The other pragmatic aspect of all this is that, come August, things are going to change but good around this place. I’m not giving up the blog. It has been too big a part of my life, and especially too big a part of why I’ve made this utterly daft decision to enter a 6-7 year graduate program at the innocent age of 33, for me to say “fuck this noise, I’m on to better things”. I don’t know how much blogging I’ll still be able to do, though. It won’t be daily – it’s not always exactly daily now, but it will become much less so. No matter what, I’m going to keep up with the ol’ “Every film that goes to #1 at the North American box office gets a review” rule I’ve been mostly following since 2009. And thanks to your extreme generosity, beloved readers, I have a stack of cancer fundraiser reviews that’s going to keep me busy well past my 15 August moving day. And I’ve made way too many very visible promises for a Star Wars retrospective this autumn. And, and, and.  Let’s say that on the very worst weeks, I’m still going to try to post at least twice. The very best weeks, who the hell knows? I don’t even know what “the best week” entails in a grad school environment. We’ll talk about this again in August.

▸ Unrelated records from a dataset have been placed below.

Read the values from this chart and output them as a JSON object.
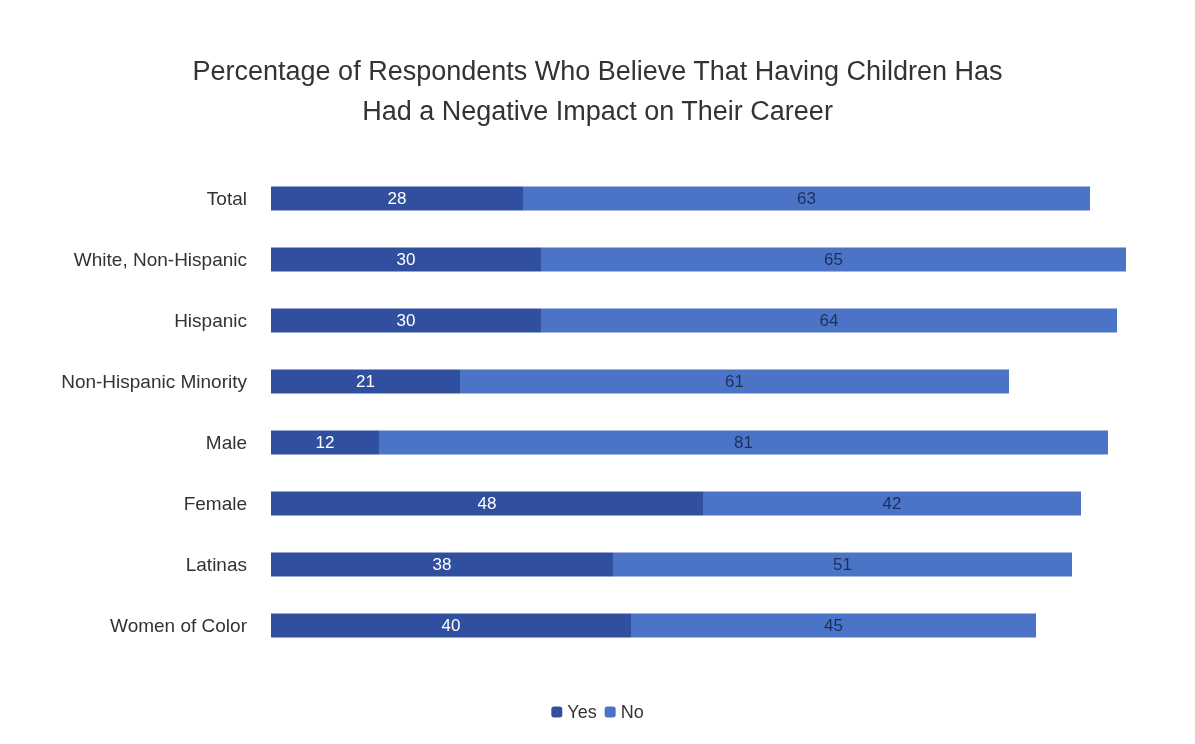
{
  "chart_data": {
    "type": "bar",
    "orientation": "horizontal",
    "stacked": true,
    "title": "Percentage of Respondents Who Believe That Having Children Has\nHad a Negative Impact on Their Career",
    "categories": [
      "Total",
      "White, Non-Hispanic",
      "Hispanic",
      "Non-Hispanic Minority",
      "Male",
      "Female",
      "Latinas",
      "Women of Color"
    ],
    "series": [
      {
        "name": "Yes",
        "color": "#30509f",
        "values": [
          28,
          30,
          30,
          21,
          12,
          48,
          38,
          40
        ]
      },
      {
        "name": "No",
        "color": "#4b74c6",
        "values": [
          63,
          65,
          64,
          61,
          81,
          42,
          51,
          45
        ]
      }
    ],
    "data_labels": true,
    "legend": "bottom",
    "grid": false,
    "tick_labels": "y"
  }
}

For now, let’s talk about the Summer of Blood itself. Going to Hell could, of course, mean spending time with movies involving the afterlife in the pits of sulfur and flame that await all sinners. But that’s boring and repetitive, and anyway, this is the finale. We need something bigger and more idiotic than that. What would Antagony & Ecstasy be without going to ludicrous extremes?

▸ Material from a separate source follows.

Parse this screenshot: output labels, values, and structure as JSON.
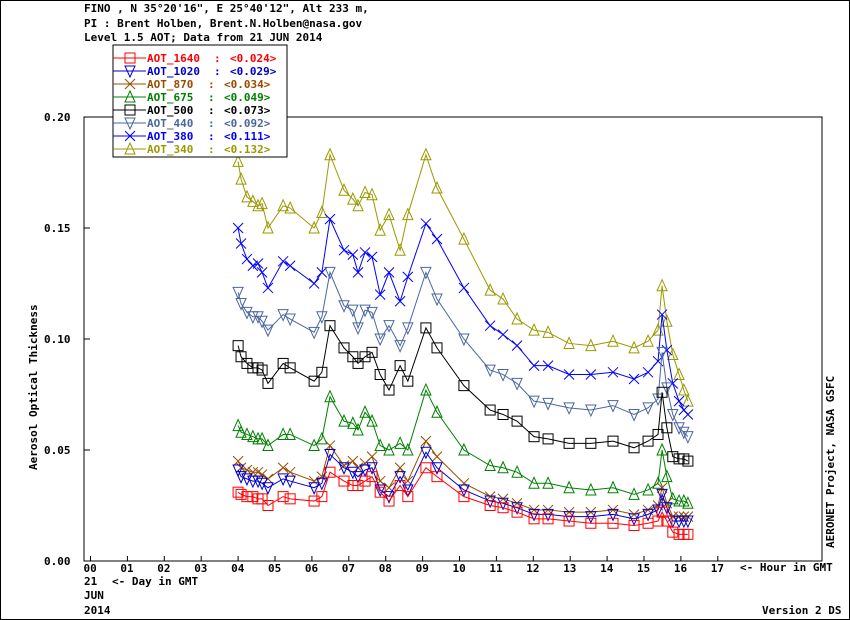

So my goal for the next ten weeks – so this can all be wrapped up before I start packing – is no less than a history of American horror cinema from beginning to end. Starting next weekend, every week will be devoted to a particular epoch in the history of the genre, and because I’ve gone and promised that I’m going to Hell, it can’t just be a little article on Saturdays. I need to suffer. And I’m going to do it with no fewer than three reviews every week; Saturdays, Tuesdays, and Thursdays are the goal, but that’s subject to a little wiggling

The full schedule follows below the jump; if anybody wants to be surprised, I don’t want to ruin things for them. I hope you all follow me during this last descent into madness!

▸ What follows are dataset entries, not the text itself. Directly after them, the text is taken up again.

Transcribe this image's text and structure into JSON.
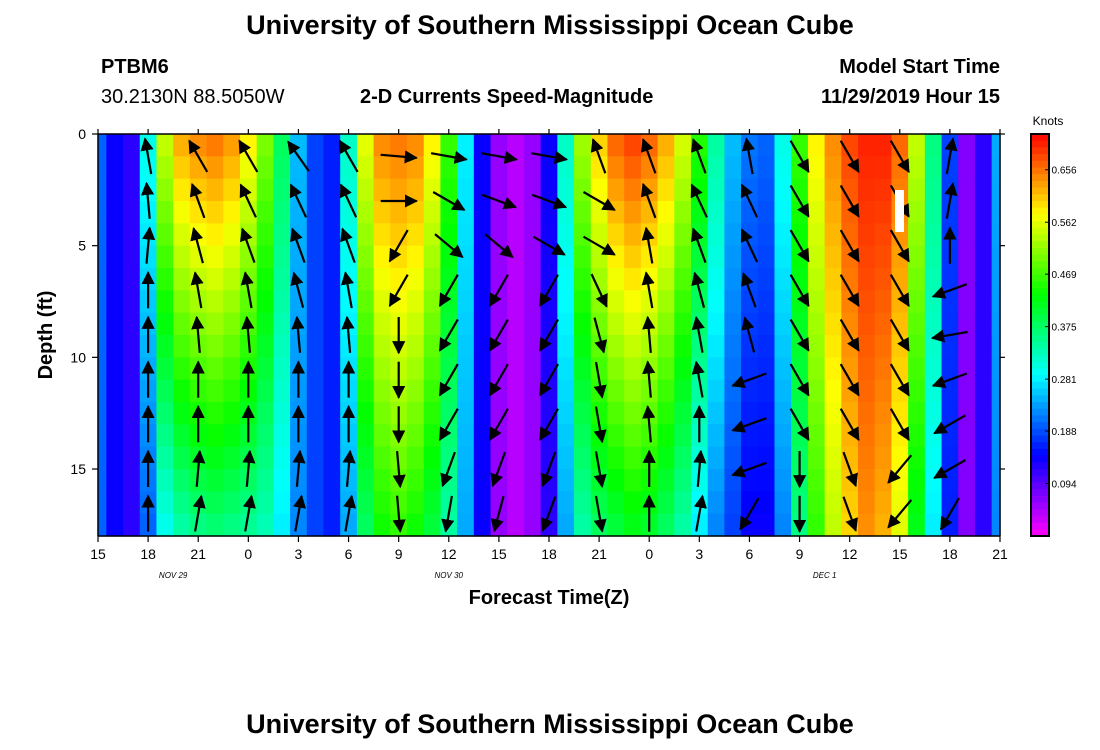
{
  "page": {
    "title_top": "University of Southern Mississippi Ocean Cube",
    "title_bottom": "University of Southern Mississippi Ocean Cube",
    "station": "PTBM6",
    "coords": "30.2130N 88.5050W",
    "plot_title": "2-D Currents Speed-Magnitude",
    "model_start_label": "Model Start Time",
    "model_start_value": "11/29/2019 Hour 15"
  },
  "chart_data": {
    "type": "heatmap",
    "title": "2-D Currents Speed-Magnitude",
    "xlabel": "Forecast Time(Z)",
    "ylabel": "Depth (ft)",
    "x_ticks": [
      "15",
      "18",
      "21",
      "0",
      "3",
      "6",
      "9",
      "12",
      "15",
      "18",
      "21",
      "0",
      "3",
      "6",
      "9",
      "12",
      "15",
      "18",
      "21"
    ],
    "x_tick_hours": [
      0,
      3,
      6,
      9,
      12,
      15,
      18,
      21,
      24,
      27,
      30,
      33,
      36,
      39,
      42,
      45,
      48,
      51,
      54
    ],
    "day_labels": [
      {
        "text": "NOV 29",
        "hour": 4.5
      },
      {
        "text": "NOV 30",
        "hour": 21
      },
      {
        "text": "DEC 1",
        "hour": 43.5
      }
    ],
    "xlim_hours": [
      0,
      54
    ],
    "y_ticks": [
      0,
      5,
      10,
      15
    ],
    "ylim": [
      0,
      18
    ],
    "y_inverted": true,
    "colorbar": {
      "title": "Knots",
      "ticks": [
        "0.656",
        "0.562",
        "0.469",
        "0.375",
        "0.281",
        "0.188",
        "0.094"
      ],
      "tick_values": [
        0.656,
        0.562,
        0.469,
        0.375,
        0.281,
        0.188,
        0.094
      ],
      "range": [
        0,
        0.72
      ]
    },
    "speed_profile": {
      "hours": [
        0,
        1,
        2,
        3,
        4,
        5,
        6,
        7,
        8,
        9,
        10,
        11,
        12,
        13,
        14,
        15,
        16,
        17,
        18,
        19,
        20,
        21,
        22,
        23,
        24,
        25,
        26,
        27,
        28,
        29,
        30,
        31,
        32,
        33,
        34,
        35,
        36,
        37,
        38,
        39,
        40,
        41,
        42,
        43,
        44,
        45,
        46,
        47,
        48,
        49,
        50,
        51,
        52,
        53,
        54
      ],
      "surface": [
        0.2,
        0.14,
        0.12,
        0.3,
        0.54,
        0.62,
        0.64,
        0.65,
        0.63,
        0.58,
        0.5,
        0.38,
        0.25,
        0.18,
        0.16,
        0.32,
        0.56,
        0.64,
        0.65,
        0.64,
        0.58,
        0.46,
        0.28,
        0.14,
        0.06,
        0.04,
        0.06,
        0.14,
        0.32,
        0.52,
        0.6,
        0.66,
        0.68,
        0.66,
        0.62,
        0.55,
        0.45,
        0.34,
        0.25,
        0.21,
        0.2,
        0.3,
        0.46,
        0.58,
        0.64,
        0.68,
        0.7,
        0.7,
        0.66,
        0.54,
        0.36,
        0.18,
        0.07,
        0.12,
        0.24
      ],
      "bottom": [
        0.2,
        0.14,
        0.12,
        0.2,
        0.3,
        0.34,
        0.36,
        0.37,
        0.36,
        0.35,
        0.33,
        0.28,
        0.22,
        0.18,
        0.16,
        0.24,
        0.38,
        0.44,
        0.46,
        0.44,
        0.4,
        0.34,
        0.24,
        0.14,
        0.06,
        0.04,
        0.06,
        0.12,
        0.24,
        0.34,
        0.38,
        0.4,
        0.42,
        0.41,
        0.38,
        0.34,
        0.28,
        0.22,
        0.18,
        0.14,
        0.14,
        0.22,
        0.36,
        0.46,
        0.54,
        0.6,
        0.64,
        0.62,
        0.56,
        0.42,
        0.28,
        0.16,
        0.07,
        0.12,
        0.22
      ]
    },
    "vector_depths": [
      1,
      3,
      5,
      7,
      9,
      11,
      13,
      15,
      17
    ],
    "vector_hours": [
      3,
      6,
      9,
      12,
      15,
      18,
      21,
      24,
      27,
      30,
      33,
      36,
      39,
      42,
      45,
      48,
      51
    ],
    "vector_angles_deg": [
      [
        100,
        120,
        120,
        125,
        120,
        355,
        350,
        350,
        350,
        110,
        110,
        110,
        100,
        300,
        300,
        300,
        80
      ],
      [
        95,
        110,
        115,
        115,
        115,
        0,
        330,
        340,
        340,
        330,
        110,
        115,
        115,
        300,
        300,
        300,
        80
      ],
      [
        85,
        105,
        110,
        110,
        110,
        240,
        320,
        320,
        330,
        330,
        100,
        110,
        115,
        300,
        300,
        300,
        90
      ],
      [
        90,
        100,
        100,
        105,
        100,
        240,
        240,
        240,
        240,
        295,
        100,
        105,
        110,
        300,
        300,
        300,
        200
      ],
      [
        90,
        95,
        95,
        95,
        95,
        270,
        240,
        240,
        240,
        285,
        95,
        100,
        105,
        300,
        300,
        300,
        190
      ],
      [
        90,
        90,
        90,
        90,
        90,
        270,
        240,
        240,
        240,
        280,
        95,
        100,
        200,
        300,
        300,
        300,
        200
      ],
      [
        90,
        90,
        90,
        90,
        90,
        270,
        240,
        240,
        240,
        280,
        95,
        90,
        200,
        300,
        300,
        300,
        210
      ],
      [
        90,
        85,
        85,
        85,
        85,
        275,
        250,
        250,
        250,
        280,
        90,
        85,
        200,
        270,
        290,
        230,
        210
      ],
      [
        90,
        80,
        80,
        80,
        80,
        275,
        260,
        255,
        250,
        280,
        90,
        80,
        240,
        270,
        290,
        230,
        240
      ]
    ]
  }
}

Week 1, 5/23-5/28: Silent Horror
Frankenstein (1910)
The Phantom of the Opera (1925)
The Cat and the Canary (1927)

Week 2, 5/30-6/4: Horror in the 1930s
The Vampire Bat (1933)
Werewolf of London (1935)
Mad Love (1935)

Week 3, 6/6-6/11: Horror in a Post-War World
The Beast with Five Fingers (1946)
Scared to Death (1947)
The Black Castle (1952)

Week 4, 6/13-6/18: Sci-Fi Horror
Bride of the Monster (1955)
Attack of the Crab Monsters (1957)
The Blob (1958)

Week 5, 6/20-6/25: B-Horror in the 1960s
Homicidal (1961)
The Horror of Party Beach (1964)
Jesse James Meets Frankenstein’s Daughter (1966)

Week 6, 6/27-7/2: Horror Gets Mean
Night of the Living Dead (1968)
The Wizard of Gore (1970)
The Last House on the Left (1972)

Week 7, 7/4-7/9: New Hollywood Horror
Rosemary’s Baby (1968)
Sisters (1973)
The Omen (1976)

Week 8, 7/11-7/16: The Slasher Film
The Prowler (1981)
The House on Sorority Row (1983)
Nail Gun Massacre (1985)

Week 9, 7/18-7/23: Horror in the Late 1990s
Urban Legend (1998)
Lake Placid (1999)
Final Destination (2000)

Week 10, 7/25-7/30: 21st Century Horror
Nope! I’m going to keep the last batch of films a surprise.